Furthermore, with a good command of English he should have known how the language used ‒ such as saying “the riders will kill you” to ground jury president Jean Pierre Allegret and calling the FEI “cheats” ‒ would have been received. It did not matter if they were intended as a figure of speech or were Spanish colloquialisms which do not translate literally.
However, in partially upholding his appeal, CAS found that three months suspension was a more proportionate penalty. To CAS, the many mitigating circumstances suggested Casas Vaque did not need a longer deterrent to committing a future outburst. Moreover, there was no evidence his behaviour had caused damage.
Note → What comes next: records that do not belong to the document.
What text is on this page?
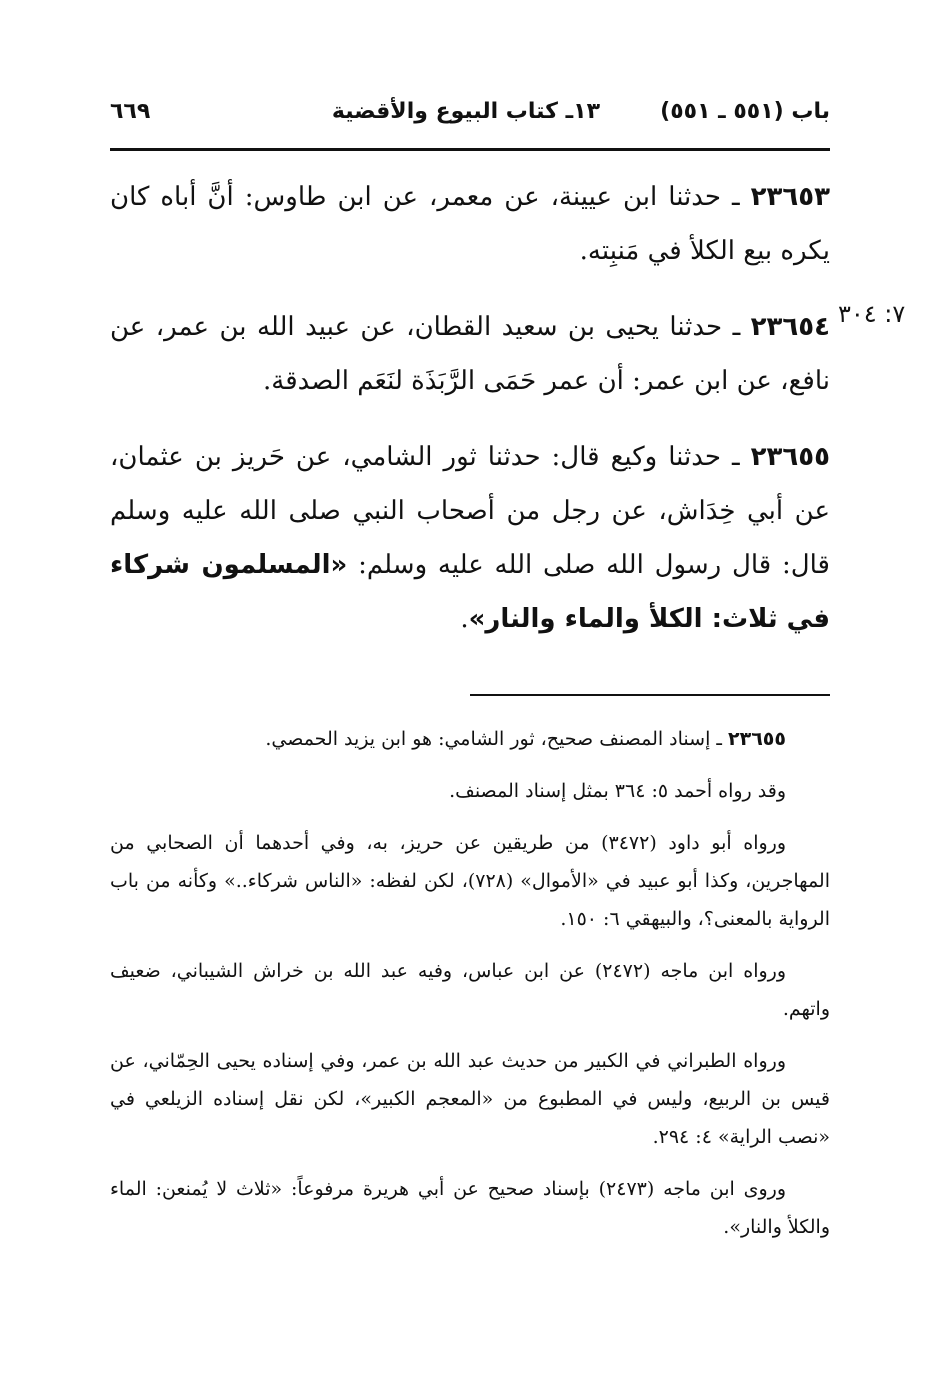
باب (٥٥١ ـ ٥٥١)
١٣ـ كتاب البيوع والأقضية
٦٦٩
٧: ٣٠٤

٢٣٦٥٣ ـ حدثنا ابن عيينة، عن معمر، عن ابن طاوس: أنَّ أباه كان يكره بيع الكلأ في مَنبِته.

٢٣٦٥٤ ـ حدثنا يحيى بن سعيد القطان، عن عبيد الله بن عمر، عن نافع، عن ابن عمر: أن عمر حَمَى الرَّبَذَة لنَعَم الصدقة.

٢٣٦٥٥ ـ حدثنا وكيع قال: حدثنا ثور الشامي، عن حَريز بن عثمان، عن أبي خِدَاش، عن رجل من أصحاب النبي صلى الله عليه وسلم قال: قال رسول الله صلى الله عليه وسلم: «المسلمون شركاء في ثلاث: الكلأ والماء والنار».

٢٣٦٥٥ ـ إسناد المصنف صحيح، ثور الشامي: هو ابن يزيد الحمصي.

وقد رواه أحمد ٥: ٣٦٤ بمثل إسناد المصنف.

ورواه أبو داود (٣٤٧٢) من طريقين عن حريز، به، وفي أحدهما أن الصحابي من المهاجرين، وكذا أبو عبيد في «الأموال» (٧٢٨)، لكن لفظه: «الناس شركاء..» وكأنه من باب الرواية بالمعنى؟، والبيهقي ٦: ١٥٠.

ورواه ابن ماجه (٢٤٧٢) عن ابن عباس، وفيه عبد الله بن خراش الشيباني، ضعيف واتهم.

ورواه الطبراني في الكبير من حديث عبد الله بن عمر، وفي إسناده يحيى الحِمّاني، عن قيس بن الربيع، وليس في المطبوع من «المعجم الكبير»، لكن نقل إسناده الزيلعي في «نصب الراية» ٤: ٢٩٤.

وروى ابن ماجه (٢٤٧٣) بإسناد صحيح عن أبي هريرة مرفوعاً: «ثلاث لا يُمنعن: الماء والكلأ والنار».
CAS also disagreed with the FEI that Casas Vaque had incited the crowd to enter the vetgate, thereby putting others at risk. In raising his arms and shouting “Come On” he was instead seeking support for a reversal of the cancellation.
The CAS decision was handed down in January. However, the detailed decision notice has only been recently published.
It sheds further light on organisational chaos at Tryon. There were discussions whether the ride should have gone ahead at all, in view of logistical concerns arising from the test ride in spring 2018. This included the unreliable GPS tracking system ‒ a new system was hurriedly introduced the morning of the WEG ride itself, adding to the confusion ‒ and likely heat and humidity.
CAS reports that “notwithstanding the identified likely difficulties, the FEI decided to go on with the event. The decision to continue with the endurance event….was influenced by the fear that if the endurance event was abandoned there would with a withdrawal of sponsorships, which would endanger the FEI’s ability to proceed with the remaining events.”
CAS heard extensive testimony from riders of several nationalities and officials about Casas Vaque’s good character, and his strenuous efforts to help all riders, not just the Spanish, with basic needs at the still-under-construction Tryon facility.
CAS also criticised the FEI for focussing on Casas Vaque when other people acting “dangerously” had not been disciplined.
Ground jury member Kevin Croke was “hit by an individual several times.” Croke later wrote that when “sanity” was restored he accepted his assailant’s apology and decided not to report him as it was “likely to tarnish further the reputation of endurance.” It was not a malicious action but an explosion of the frustration felt by all – Croke did not take it personally or feel his dignity had been harmed.
Another official, Fernando Uriarte was punched by a French team member and fell, which he reported to the FEI.
Uriarte said that by contrast Casas Vaque was “very nervous and excited but never threatened or insulted anybody.”
CAS said the decision to cancel was legitimate, but the FEI should have been aware of the likely consequences which were “on the shoulders of all organisers.” FEi had proceeded with the ride “because of sponsors at all costs.”
To CAS, Casas Vaque’s behaviour “was a reaction to established extreme circumstances contributed to by the [FEI’s] acts, omissions and the final decisions. He was not affected alone; everyone present had reactions which were displayed differently, some even physically which is worse. There is no doubt that the appellant crossed the line but there is also no doubt he was provoked….to punish only the appellant, both with the longest possible suspension available and the additional fine is not appropriate nor necessary.”
The FEI fine of 2,000 Swiss francs was upheld, though the FEi was ordered to contribute 5,000 Swiss francs to his legal costs.
CAS decided it had no jurisdiction to handle Casas Vaque’s additional appeal to be reinstated to the FEI endurance committee.